The 27 other EU nations have shown a united front and Mr Michel epitomised the view that the negotiations should be done on the EU's terms, not Britain's.

He said it was not up to Prime Minister Theresa May to impose her negotiating strategy. She has been seeking parallel talks on unwinding EU membership while negotiating a future relationship and trade deal.

"That's not realistic," Mr Michel said. "We are splitting, like a divorce. You need to address the material issues, financial, who gets the kids, transitional measures."

"It is only afterward that we can look at the future. You have to turn a page before you start writing the next one. And it is up to Mrs May to understand this."

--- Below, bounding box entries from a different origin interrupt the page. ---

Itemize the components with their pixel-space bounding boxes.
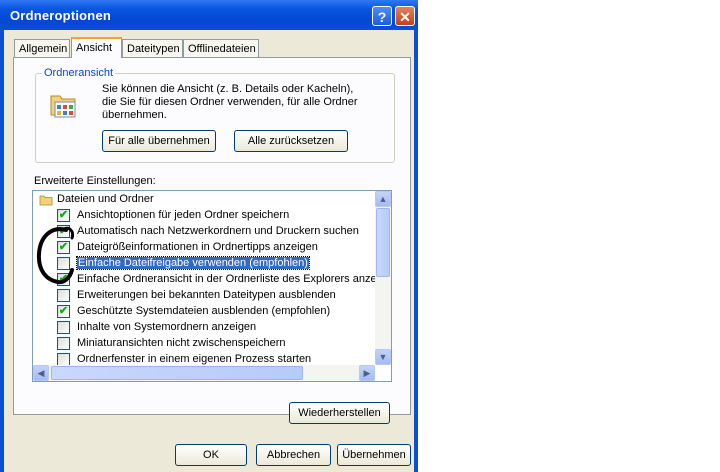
vertical-scroll-thumb[interactable]: [376, 208, 390, 277]
tab-dateitypen[interactable]: Dateitypen: [122, 39, 183, 57]
ok-button[interactable]: OK: [175, 444, 247, 466]
setting-label: Geschützte Systemdateien ausblenden (emp…: [77, 305, 331, 317]
advanced-settings-list[interactable]: Dateien und Ordner ✔ Ansichtoptionen für …: [32, 190, 392, 382]
setting-label: Miniaturansichten nicht zwischenspeicher…: [77, 337, 286, 349]
description-line: Sie können die Ansicht (z. B. Details od…: [102, 83, 354, 95]
checkbox-unchecked[interactable]: [57, 337, 70, 350]
scroll-left-button[interactable]: ◀: [33, 365, 49, 381]
setting-label: Dateigrößeinformationen in Ordnertipps a…: [77, 241, 318, 253]
help-button[interactable]: ?: [372, 6, 392, 26]
checkbox-checked[interactable]: ✔: [57, 305, 70, 318]
reset-all-folders-button[interactable]: Alle zurücksetzen: [234, 130, 348, 152]
description-line: die Sie für diesen Ordner verwenden, für…: [102, 96, 358, 108]
close-button[interactable]: ✕: [395, 6, 415, 26]
cancel-button[interactable]: Abbrechen: [256, 444, 331, 466]
setting-label: Automatisch nach Netzwerkordnern und Dru…: [77, 225, 359, 237]
title-bar[interactable]: Ordneroptionen ? ✕: [0, 0, 418, 30]
tab-offlinedateien[interactable]: Offlinedateien: [183, 39, 259, 57]
checkbox-unchecked[interactable]: [57, 289, 70, 302]
tab-allgemein[interactable]: Allgemein: [14, 39, 70, 57]
setting-label: Einfache Dateifreigabe verwenden (empfoh…: [76, 256, 310, 270]
setting-label: Ansichtoptionen für jeden Ordner speiche…: [77, 209, 290, 221]
dialog-title: Ordneroptionen: [10, 8, 112, 23]
setting-label: Inhalte von Systemordnern anzeigen: [77, 321, 257, 333]
scroll-right-button[interactable]: ▶: [359, 365, 375, 381]
tab-ansicht[interactable]: Ansicht: [71, 37, 122, 58]
apply-button[interactable]: Übernehmen: [337, 444, 411, 466]
folder-icon: [39, 195, 53, 206]
horizontal-scroll-thumb[interactable]: [51, 366, 303, 380]
list-group-label: Dateien und Ordner: [57, 193, 154, 205]
vertical-scrollbar[interactable]: ▲ ▼: [375, 191, 391, 365]
advanced-settings-label: Erweiterte Einstellungen:: [34, 175, 156, 187]
annotation-circle: [36, 226, 74, 285]
horizontal-scrollbar[interactable]: ◀ ▶: [33, 365, 375, 381]
setting-label: Erweiterungen bei bekannten Dateitypen a…: [77, 289, 336, 301]
restore-defaults-button[interactable]: Wiederherstellen: [289, 402, 390, 424]
scroll-up-button[interactable]: ▲: [375, 191, 391, 207]
checkbox-checked[interactable]: ✔: [57, 209, 70, 222]
description-line: übernehmen.: [102, 109, 167, 121]
checkbox-unchecked[interactable]: [57, 321, 70, 334]
setting-label: Einfache Ordneransicht in der Ordnerlist…: [77, 273, 392, 285]
folder-view-icon: [50, 95, 76, 118]
apply-to-all-folders-button[interactable]: Für alle übernehmen: [102, 130, 216, 152]
setting-label: Ordnerfenster in einem eigenen Prozess s…: [77, 353, 312, 365]
folder-view-description: Sie können die Ansicht (z. B. Details od…: [102, 83, 358, 122]
scroll-down-button[interactable]: ▼: [375, 349, 391, 365]
folder-view-group-title: Ordneransicht: [42, 67, 116, 79]
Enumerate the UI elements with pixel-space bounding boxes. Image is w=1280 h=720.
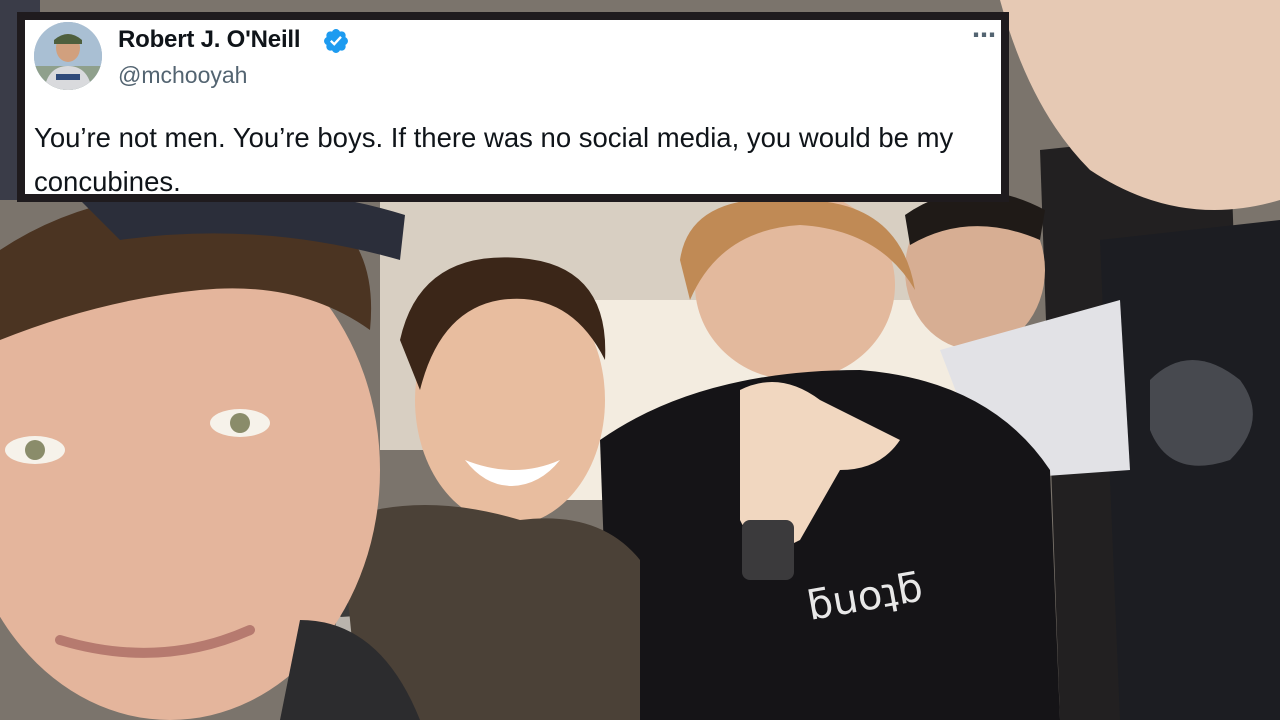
profile-avatar-icon [34, 22, 102, 90]
tweet-text: You’re not men. You’re boys. If there wa… [34, 122, 954, 197]
verified-badge-icon [324, 29, 348, 53]
tweet-card-frame: Robert J. O'Neill @mchooyah ⋯ You’re not… [17, 12, 1009, 202]
author-avatar[interactable] [34, 22, 102, 90]
tweet-card: Robert J. O'Neill @mchooyah ⋯ You’re not… [25, 20, 1001, 197]
more-options-icon[interactable]: ⋯ [972, 24, 997, 48]
author-handle[interactable]: @mchooyah [118, 62, 247, 89]
author-display-name[interactable]: Robert J. O'Neill [118, 26, 301, 54]
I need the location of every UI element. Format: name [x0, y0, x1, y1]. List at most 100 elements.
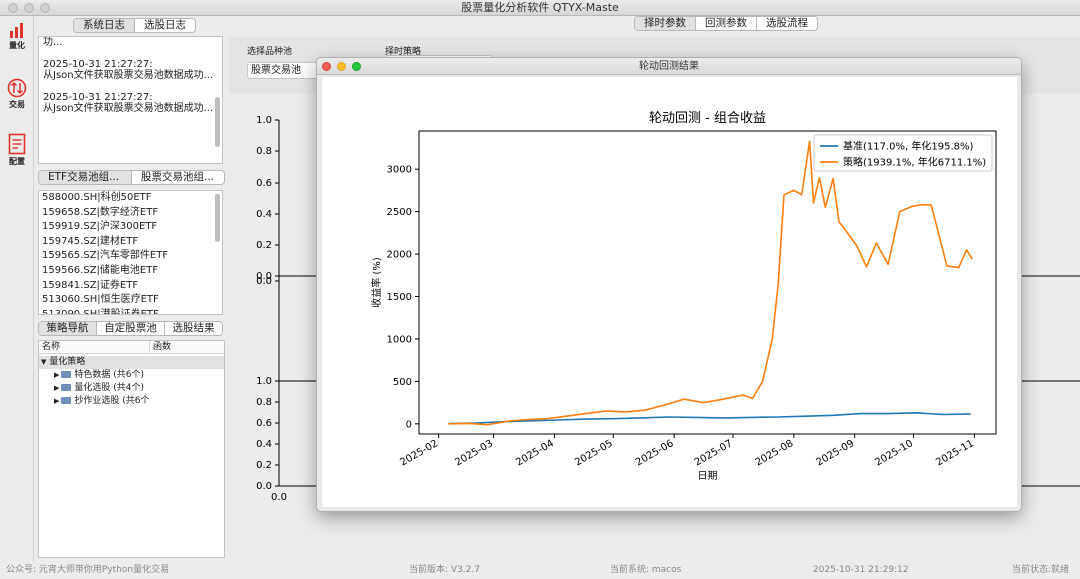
modal-minimize-button[interactable]: [337, 62, 346, 71]
x-tick-label: 2025-03: [453, 438, 495, 468]
status-state: 当前状态:就绪: [1012, 565, 1070, 575]
y-tick-label: 2500: [387, 207, 412, 218]
bar-chart-icon: [10, 23, 23, 38]
log-panel[interactable]: 功... 2025-10-31 21:27:27: 从Json文件获取股票交易池数据…: [38, 36, 223, 164]
x-tick-label: 2025-10: [873, 438, 915, 468]
main-toolbar: 量化 交易 配置: [0, 16, 34, 562]
y-tick-label: 2000: [387, 250, 412, 261]
pool-list-item[interactable]: 159745.SZ|建材ETF: [39, 235, 222, 250]
tree-item[interactable]: ▶ 抄作业选股 (共6个: [39, 395, 224, 408]
tab-etf-pool[interactable]: ETF交易池组...: [39, 171, 132, 184]
nav-tabs: 策略导航 自定股票池 选股结果: [38, 321, 223, 336]
pool-list-item[interactable]: 159565.SZ|汽车零部件ETF: [39, 249, 222, 264]
pool-select-label: 选择品种池: [247, 47, 293, 57]
close-window-button[interactable]: [8, 3, 18, 13]
y-tick-label: 0: [406, 419, 412, 430]
bg-tick-label: 0.6: [256, 178, 272, 189]
log-entry: 2025-10-31 21:27:27: 从Json文件获取股票交易池数据成功..…: [39, 59, 222, 82]
pool-list-item[interactable]: 513090.SH|港股证券ETF: [39, 308, 222, 314]
bg-tick-label: 0.2: [256, 460, 272, 471]
status-system: 当前系统: macos: [610, 565, 682, 575]
tree-item[interactable]: ▶ 特色数据 (共6个): [39, 369, 224, 382]
strategy-tree[interactable]: 名称 函数 ▼ 量化策略 ▶ 特色数据 (共6个) ▶ 量化选股 (共4个) ▶ 抄作业选…: [38, 340, 225, 558]
pool-scrollbar[interactable]: [215, 194, 220, 242]
bg-x-tick-label: 0.0: [271, 492, 287, 503]
bg-tick-label: 0.0: [256, 481, 272, 492]
pool-list-item[interactable]: 588000.SH|科创50ETF: [39, 191, 222, 206]
log-entry: 2025-10-31 21:27:27: 从Json文件获取股票交易池数据成功..…: [39, 92, 222, 115]
log-tabs: 系统日志 选股日志: [73, 18, 196, 33]
toolbar-trade-label: 交易: [9, 100, 25, 109]
pool-list-item[interactable]: 159566.SZ|储能电池ETF: [39, 264, 222, 279]
series-line-1: [448, 140, 974, 426]
tree-col-func: 函数: [153, 342, 172, 352]
tab-pick-flow[interactable]: 选股流程: [757, 17, 817, 30]
bg-tick-label: 0.8: [256, 146, 272, 157]
x-tick-label: 2025-06: [634, 438, 676, 468]
toolbar-quant[interactable]: 量化: [1, 22, 33, 51]
tab-timing-params[interactable]: 择时参数: [635, 17, 696, 30]
status-version: 当前版本: V3.2.7: [409, 565, 480, 575]
y-tick-label: 3000: [387, 165, 412, 176]
window-title: 股票量化分析软件 QTYX-Maste: [461, 1, 619, 14]
x-tick-label: 2025-08: [754, 438, 796, 468]
tab-backtest-params[interactable]: 回测参数: [696, 17, 757, 30]
toolbar-config[interactable]: 配置: [1, 133, 33, 167]
pool-list-item[interactable]: 513060.SH|恒生医疗ETF: [39, 293, 222, 308]
toolbar-trade[interactable]: 交易: [1, 78, 33, 110]
x-tick-label: 2025-07: [693, 438, 735, 468]
tab-system-log[interactable]: 系统日志: [74, 19, 135, 32]
log-scrollbar[interactable]: [215, 97, 220, 147]
window-titlebar: 股票量化分析软件 QTYX-Maste: [0, 0, 1080, 16]
pool-list-item[interactable]: 159658.SZ|数字经济ETF: [39, 206, 222, 221]
tab-custom-pool[interactable]: 自定股票池: [97, 322, 165, 335]
bg-tick-label: 0.6: [256, 418, 272, 429]
tab-pick-log[interactable]: 选股日志: [135, 19, 195, 32]
tree-col-name: 名称: [39, 341, 150, 353]
log-entry-time: 2025-10-31 21:27:27:: [43, 91, 153, 103]
modal-close-button[interactable]: [322, 62, 331, 71]
collapsed-arrow-icon: ▶: [54, 397, 60, 405]
x-tick-label: 2025-09: [814, 438, 856, 468]
x-tick-label: 2025-04: [514, 438, 556, 468]
pool-tabs: ETF交易池组... 股票交易池组...: [38, 170, 225, 185]
document-icon: [8, 133, 26, 155]
log-entry-text: 从Json文件获取股票交易池数据成功...: [43, 103, 214, 114]
window-controls: [8, 3, 50, 13]
legend-label: 策略(1939.1%, 年化6711.1%): [843, 156, 986, 169]
pool-list-item[interactable]: 159841.SZ|证券ETF: [39, 279, 222, 294]
maximize-window-button[interactable]: [40, 3, 50, 13]
pool-list[interactable]: 588000.SH|科创50ETF 159658.SZ|数字经济ETF 159919…: [38, 190, 223, 315]
tree-root[interactable]: ▼ 量化策略: [39, 356, 224, 369]
log-entry-text: 从Json文件获取股票交易池数据成功...: [43, 70, 214, 81]
legend-label: 基准(117.0%, 年化195.8%): [843, 140, 974, 153]
tree-item-label: 抄作业选股 (共6个: [74, 396, 150, 406]
status-bar: 公众号: 元宵大师带你用Python量化交易 当前版本: V3.2.7 当前系统…: [0, 562, 1080, 579]
folder-icon: [61, 384, 72, 391]
folder-icon: [61, 397, 72, 404]
chart-canvas: 轮动回测 - 组合收益 0 500 1000 1500 2000 2500 3000 2025-…: [322, 77, 1017, 507]
status-author: 公众号: 元宵大师带你用Python量化交易: [6, 565, 170, 575]
bg-tick-label: 0.2: [256, 240, 272, 251]
exchange-icon: [7, 78, 27, 98]
folder-icon: [61, 371, 72, 378]
tree-item[interactable]: ▶ 量化选股 (共4个): [39, 382, 224, 395]
expanded-arrow-icon: ▼: [41, 358, 47, 366]
pool-select[interactable]: 股票交易池: [247, 62, 327, 79]
tab-strategy-nav[interactable]: 策略导航: [39, 322, 98, 335]
tab-pick-results[interactable]: 选股结果: [165, 322, 222, 335]
pool-list-item[interactable]: 159919.SZ|沪深300ETF: [39, 220, 222, 235]
bg-tick-label: 0.0: [256, 276, 272, 287]
log-entry-time: 2025-10-31 21:27:27:: [43, 58, 153, 70]
toolbar-config-label: 配置: [9, 157, 25, 166]
modal-titlebar: 轮动回测结果: [317, 58, 1021, 75]
tab-stock-pool[interactable]: 股票交易池组...: [132, 171, 224, 184]
minimize-window-button[interactable]: [24, 3, 34, 13]
collapsed-arrow-icon: ▶: [54, 384, 60, 392]
series-line-0: [448, 411, 971, 425]
bg-tick-label: 0.4: [256, 439, 272, 450]
backtest-result-window: 轮动回测结果 轮动回测 - 组合收益 0 500 1000 1500 2000 2500 30…: [316, 57, 1022, 512]
chart-title: 轮动回测 - 组合收益: [649, 111, 766, 126]
chart-legend: 基准(117.0%, 年化195.8%) 策略(1939.1%, 年化6711.1…: [813, 134, 993, 172]
modal-maximize-button[interactable]: [352, 62, 361, 71]
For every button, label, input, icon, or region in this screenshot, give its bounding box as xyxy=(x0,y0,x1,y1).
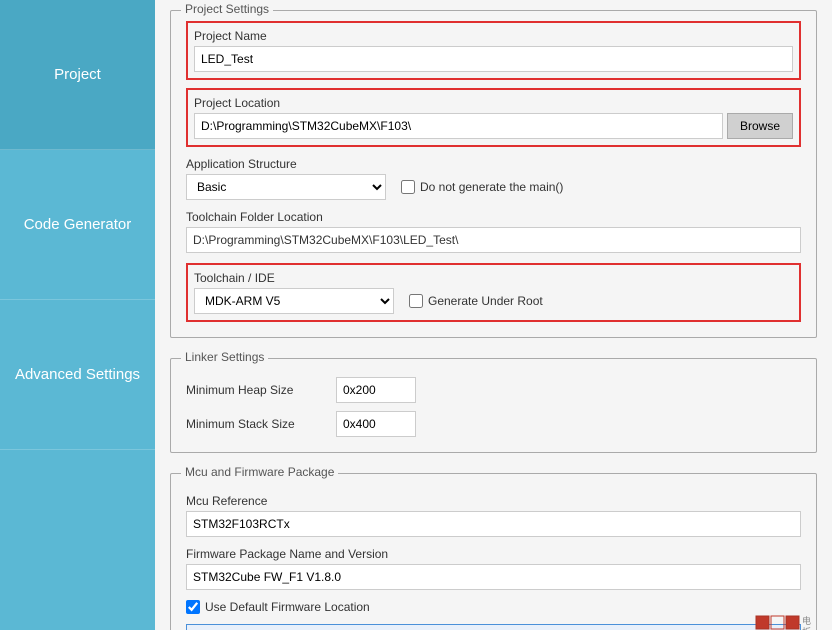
sidebar: Project Code Generator Advanced Settings xyxy=(0,0,155,630)
sidebar-item-label: Code Generator xyxy=(24,216,132,233)
mcu-firmware-group: Mcu and Firmware Package Mcu Reference F… xyxy=(170,473,817,630)
generate-under-root-label[interactable]: Generate Under Root xyxy=(409,294,543,308)
project-name-input[interactable] xyxy=(194,46,793,72)
do-not-generate-checkbox[interactable] xyxy=(401,180,415,194)
toolchain-ide-row: MDK-ARM V5 MDK-ARM V4 EWARM SW4STM32 Tru… xyxy=(194,288,793,314)
use-default-firmware-checkbox[interactable] xyxy=(186,600,200,614)
toolchain-ide-label: Toolchain / IDE xyxy=(194,271,793,285)
min-stack-input[interactable] xyxy=(336,411,416,437)
sidebar-item-label: Project xyxy=(54,66,101,83)
project-settings-group: Project Settings Project Name Project Lo… xyxy=(170,10,817,338)
min-heap-input[interactable] xyxy=(336,377,416,403)
project-location-input[interactable] xyxy=(194,113,723,139)
application-structure-select[interactable]: Basic Advanced xyxy=(186,174,386,200)
project-location-row: Browse xyxy=(194,113,793,139)
project-location-highlighted: Project Location Browse xyxy=(186,88,801,147)
project-location-label: Project Location xyxy=(194,96,793,110)
application-structure-group: Application Structure Basic Advanced Do … xyxy=(186,157,801,200)
sidebar-item-advanced-settings[interactable]: Advanced Settings xyxy=(0,300,155,450)
linker-settings-group: Linker Settings Minimum Heap Size Minimu… xyxy=(170,358,817,453)
main-content: Project Settings Project Name Project Lo… xyxy=(155,0,832,630)
application-structure-label: Application Structure xyxy=(186,157,801,171)
watermark-icon xyxy=(755,615,800,630)
toolchain-folder-input[interactable] xyxy=(186,227,801,253)
toolchain-ide-select[interactable]: MDK-ARM V5 MDK-ARM V4 EWARM SW4STM32 Tru… xyxy=(194,288,394,314)
mcu-firmware-title: Mcu and Firmware Package xyxy=(181,465,338,479)
mcu-reference-label: Mcu Reference xyxy=(186,494,801,508)
min-stack-label: Minimum Stack Size xyxy=(186,417,326,431)
min-heap-label: Minimum Heap Size xyxy=(186,383,326,397)
generate-under-root-checkbox[interactable] xyxy=(409,294,423,308)
generate-under-root-text: Generate Under Root xyxy=(428,294,543,308)
firmware-url-input[interactable] xyxy=(186,624,801,630)
toolchain-ide-highlighted: Toolchain / IDE MDK-ARM V5 MDK-ARM V4 EW… xyxy=(186,263,801,322)
sidebar-item-label: Advanced Settings xyxy=(15,366,140,383)
do-not-generate-checkbox-label[interactable]: Do not generate the main() xyxy=(401,180,563,194)
toolchain-folder-label: Toolchain Folder Location xyxy=(186,210,801,224)
linker-settings-title: Linker Settings xyxy=(181,350,268,364)
firmware-package-group: Firmware Package Name and Version xyxy=(186,547,801,590)
application-structure-row: Basic Advanced Do not generate the main(… xyxy=(186,174,801,200)
watermark-text: 电板社区 xyxy=(802,616,811,630)
project-name-highlighted: Project Name xyxy=(186,21,801,80)
mcu-reference-group: Mcu Reference xyxy=(186,494,801,537)
browse-button[interactable]: Browse xyxy=(727,113,793,139)
sidebar-item-code-generator[interactable]: Code Generator xyxy=(0,150,155,300)
sidebar-item-project[interactable]: Project xyxy=(0,0,155,150)
firmware-package-label: Firmware Package Name and Version xyxy=(186,547,801,561)
use-default-firmware-text: Use Default Firmware Location xyxy=(205,600,370,614)
toolchain-folder-group: Toolchain Folder Location xyxy=(186,210,801,253)
use-default-firmware-group: Use Default Firmware Location xyxy=(186,600,801,614)
do-not-generate-label: Do not generate the main() xyxy=(420,180,563,194)
project-settings-title: Project Settings xyxy=(181,2,273,16)
use-default-firmware-label[interactable]: Use Default Firmware Location xyxy=(186,600,801,614)
firmware-url-group xyxy=(186,624,801,630)
watermark: 电板社区 xyxy=(755,615,811,630)
project-name-label: Project Name xyxy=(194,29,793,43)
mcu-reference-input[interactable] xyxy=(186,511,801,537)
min-heap-row: Minimum Heap Size xyxy=(186,377,801,403)
firmware-package-input[interactable] xyxy=(186,564,801,590)
min-stack-row: Minimum Stack Size xyxy=(186,411,801,437)
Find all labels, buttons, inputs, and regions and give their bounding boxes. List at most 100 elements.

Under the EU blueprint, negotiations would first centre on finding a deal for citizens living and working in each other's nations, settle Britain's financial obligations and the border between Ireland and Northern Ireland.

If sufficient progress is made, only then would the EU be willing to open talks about a future relationship.

EU Council president Donald Tusk said this could come as soon as autumn, but Mr Michel said that was an extremely tight deadline.

He said: "It would be smart to immediately put the difficult questions on the table.

"Otherwise we run the risk of negotiating on the easy questions for a year or 18 months and as the two-year deadline draws near have an explosion in talks since the tough questions would come up too late."

Mr Michel said a rift still exists in Britain itself.

"It is also complex in a political sense since there is, in Britain, not a monolithic opinion. We see there are lively, very rough debates - in parliament, within public opinion, debates on the situation in Scotland."

Mrs May accused EU officials this week of trying to influence the election, deliberately timing comments and moves to coincide with the campaign.

"It is clear that the situation in Britain over the coming months will not be resembling one long, tranquil river. There will perhaps be ups and downs in Britain," Mr Michel said.